Artificial intelligence is beginning to transform biology.
Machine-learning models can now predict protein structures, design enzymes, and explore molecular combinations at an unprecedented scale. Instead of manually testing thousands of biological experiments, researchers can generate and optimise candidate designs computationally before moving to the laboratory.
But this acceleration creates a new bottleneck: experimental translation.
AI can design biological systems quickly, yet producing, testing, and scaling them still requires physical experimentation and industrial capability. The infrastructure that closes this gap (automated laboratories and biomanufacturing facilities) is becoming strategically important.
This is where biofoundries enter the picture.
Biofoundries are highly automated laboratories combining robotics, high-throughput experimentation, and data platforms to run thousands of biological experiments in parallel. They compress the “design–build–test–learn” cycle that underpins biotechnology innovation, turning biology into something closer to an engineering process.
Countries are beginning to treat them as strategic infrastructure.
The United States, the United-Kingdom and Singapore have all launched major initiatives to expand domestic biomanufacturing capacity, invested in synthetic biology platforms linked to startups and research institutes.
India is now attempting to position itself within this emerging landscape.
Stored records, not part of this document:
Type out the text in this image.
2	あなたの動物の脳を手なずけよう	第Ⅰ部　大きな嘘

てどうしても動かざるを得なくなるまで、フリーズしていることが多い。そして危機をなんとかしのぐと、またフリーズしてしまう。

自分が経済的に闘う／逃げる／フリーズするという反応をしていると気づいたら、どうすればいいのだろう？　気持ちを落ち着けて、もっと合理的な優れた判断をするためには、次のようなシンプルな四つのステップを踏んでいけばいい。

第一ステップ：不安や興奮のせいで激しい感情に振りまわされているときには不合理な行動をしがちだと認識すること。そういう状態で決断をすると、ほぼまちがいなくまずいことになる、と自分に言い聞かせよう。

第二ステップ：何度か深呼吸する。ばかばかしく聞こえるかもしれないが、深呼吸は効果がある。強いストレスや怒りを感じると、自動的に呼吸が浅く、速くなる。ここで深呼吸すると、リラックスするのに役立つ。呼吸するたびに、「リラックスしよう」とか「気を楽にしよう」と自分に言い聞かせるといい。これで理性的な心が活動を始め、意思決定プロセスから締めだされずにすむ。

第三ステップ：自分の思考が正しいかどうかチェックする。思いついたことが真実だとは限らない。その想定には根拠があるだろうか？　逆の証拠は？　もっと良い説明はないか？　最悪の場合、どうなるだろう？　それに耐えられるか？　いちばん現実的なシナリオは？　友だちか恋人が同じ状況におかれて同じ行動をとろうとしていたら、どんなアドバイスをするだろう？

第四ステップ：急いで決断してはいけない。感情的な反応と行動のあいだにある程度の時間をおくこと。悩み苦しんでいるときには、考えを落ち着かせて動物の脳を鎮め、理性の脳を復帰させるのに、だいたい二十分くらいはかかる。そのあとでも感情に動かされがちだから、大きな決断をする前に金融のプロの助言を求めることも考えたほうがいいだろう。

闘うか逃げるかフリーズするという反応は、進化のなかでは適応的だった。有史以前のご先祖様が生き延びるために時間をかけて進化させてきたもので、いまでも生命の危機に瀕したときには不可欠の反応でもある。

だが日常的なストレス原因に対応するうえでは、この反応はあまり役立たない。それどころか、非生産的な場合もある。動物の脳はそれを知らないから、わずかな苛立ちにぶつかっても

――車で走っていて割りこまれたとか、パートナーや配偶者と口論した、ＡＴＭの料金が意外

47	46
In 2024, the government introduced BioE3 Biotechnology for Economy, Environment and Employment, a policy designed to develop high-performance biomanufacturing capabilities. One of its central delivery mechanisms is the BioRIDE programme, which aims to bridge the persistent gap between laboratory research and industrial production by supporting biofoundries and shared biomanufacturing hubs.
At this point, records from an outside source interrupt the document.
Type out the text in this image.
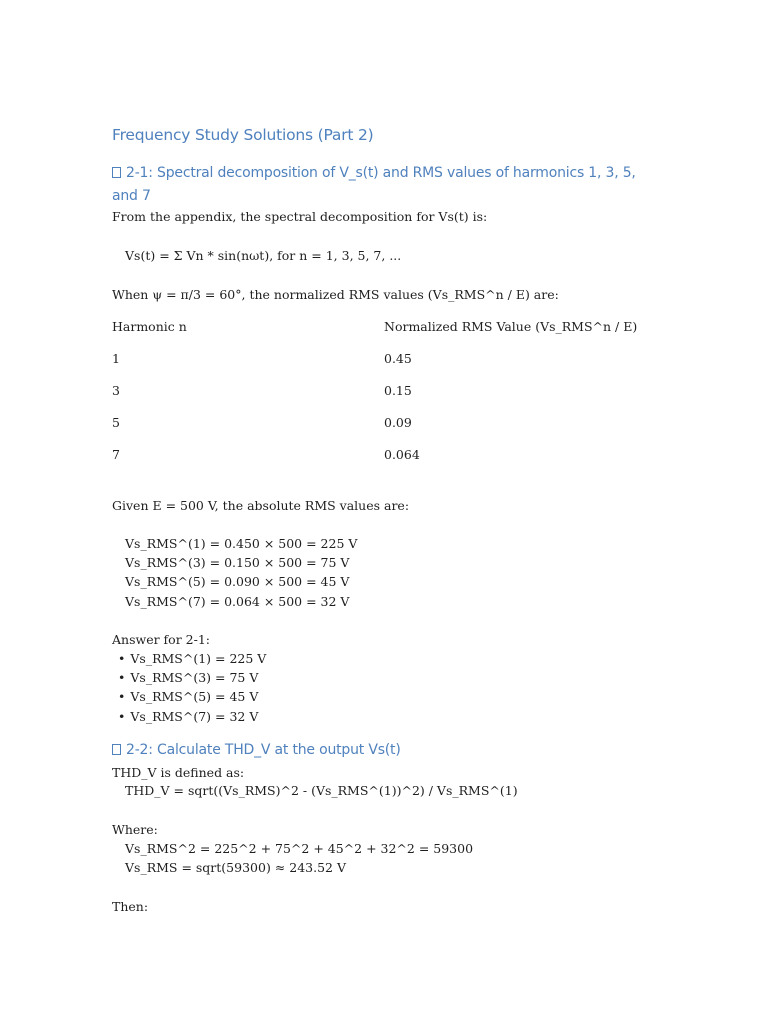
Frequency Study Solutions (Part 2)
2-1: Spectral decomposition of V_s(t) and RMS values of harmonics 1, 3, 5,
and 7
From the appendix, the spectral decomposition for Vs(t) is:
Vs(t) = Σ Vn * sin(nωt), for n = 1, 3, 5, 7, ...
When ψ = π/3 = 60°, the normalized RMS values (Vs_RMS^n / E) are:
Harmonic n	Normalized RMS Value (Vs_RMS^n / E)
1	0.45
3	0.15
5	0.09
7	0.064
Given E = 500 V, the absolute RMS values are:
Vs_RMS^(1) = 0.450 × 500 = 225 V
Vs_RMS^(3) = 0.150 × 500 = 75 V
Vs_RMS^(5) = 0.090 × 500 = 45 V
Vs_RMS^(7) = 0.064 × 500 = 32 V
Answer for 2-1:
• Vs_RMS^(1) = 225 V
• Vs_RMS^(3) = 75 V
• Vs_RMS^(5) = 45 V
• Vs_RMS^(7) = 32 V
2-2: Calculate THD_V at the output Vs(t)
THD_V is defined as:
THD_V = sqrt((Vs_RMS)^2 - (Vs_RMS^(1))^2) / Vs_RMS^(1)
Where:
Vs_RMS^2 = 225^2 + 75^2 + 45^2 + 32^2 = 59300
Vs_RMS = sqrt(59300) ≈ 243.52 V
Then:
The political logic behind this strategy is clear.
Biotechnology is expected to become a central pillar of the global bioeconomy, influencing sectors from pharmaceuticals and agriculture to sustainable materials and green chemicals. Countries that develop strong biomanufacturing ecosystems could shape the supply chains of these industries.
India already has some important advantages.
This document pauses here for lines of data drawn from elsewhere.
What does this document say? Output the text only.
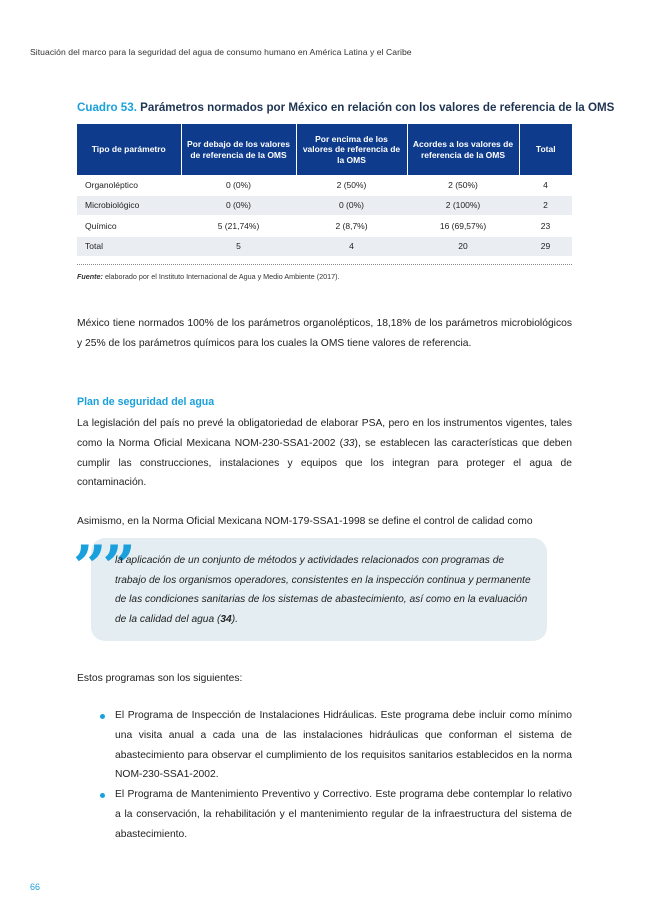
Situación del marco para la seguridad del agua de consumo humano en América Latina y el Caribe
Cuadro 53. Parámetros normados por México en relación con los valores de referencia de la OMS
Tipo de parámetro	Por debajo de los valores de referencia de la OMS	Por encima de los valores de referencia de la OMS	Acordes a los valores de referencia de la OMS	Total
Organoléptico	0 (0%)	2 (50%)	2 (50%)	4
Microbiológico	0 (0%)	0 (0%)	2 (100%)	2
Químico	5 (21,74%)	2 (8,7%)	16 (69,57%)	23
Total	5	4	20	29
Fuente: elaborado por el Instituto Internacional de Agua y Medio Ambiente (2017).

México tiene normados 100% de los parámetros organolépticos, 18,18% de los parámetros microbiológicos y 25% de los parámetros químicos para los cuales la OMS tiene valores de referencia.

Plan de seguridad del agua

La legislación del país no prevé la obligatoriedad de elaborar PSA, pero en los instrumentos vigentes, tales como la Norma Oficial Mexicana NOM-230-SSA1-2002 (33), se establecen las características que deben cumplir las construcciones, instalaciones y equipos que los integran para proteger el agua de contaminación.

Asimismo, en la Norma Oficial Mexicana NOM-179-SSA1-1998 se define el control de calidad como

””

la aplicación de un conjunto de métodos y actividades relacionados con programas de trabajo de los organismos operadores, consistentes en la inspección continua y permanente de las condiciones sanitarias de los sistemas de abastecimiento, así como en la evaluación de la calidad del agua (34).

Estos programas son los siguientes:

El Programa de Inspección de Instalaciones Hidráulicas. Este programa debe incluir como mínimo una visita anual a cada una de las instalaciones hidráulicas que conforman el sistema de abastecimiento para observar el cumplimiento de los requisitos sanitarios establecidos en la norma NOM-230-SSA1-2002.
El Programa de Mantenimiento Preventivo y Correctivo. Este programa debe contemplar lo relativo a la conservación, la rehabilitación y el mantenimiento regular de la infraestructura del sistema de abastecimiento.
66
The country hosts a globally competitive pharmaceutical and vaccine manufacturing sector, a large pool of scientific talent, and a rapidly expanding biotechnology startup ecosystem supported by institutions such as the Department of Biotechnology (DBT) and BIRAC.
However, India’s innovation system has historically struggled with translation: moving discoveries from academic laboratories into scalable industrial technologies.
Biofoundries are designed to address precisely this challenge.
By providing shared robotics platforms, standardised experimentation pipelines, and data infrastructure, they reduce the cost and time required to turn scientific ideas into commercial prototypes. For startups and researchers, this infrastructure can dramatically accelerate the path from discovery to manufacturing.
Artificial intelligence could further amplify this effect.
AI models are increasingly capable of designing proteins, enzymes, and metabolic pathways far more efficiently than traditional research methods. But those designs must still be tested experimentally. Biofoundries provide the physical engine that allows computational discovery to become real-world innovation.
For India, the opportunity lies in integrating these capabilities from the outset.
Rather than slowly building a biotechnology ecosystem over decades, the country could combine AI-driven biological design with modern biomanufacturing infrastructure, potentially accelerating its position in the global bioeconomy.
Whether this ambition succeeds will depend less on individual scientific breakthroughs than on coordination between universities, startups, industrial firms, and government programmes.
The countries that manage to build these ecosystems effectively will not just produce new biological products. They may shape the industrial foundations of the next scientific era.
India has now made clear that it intends to compete.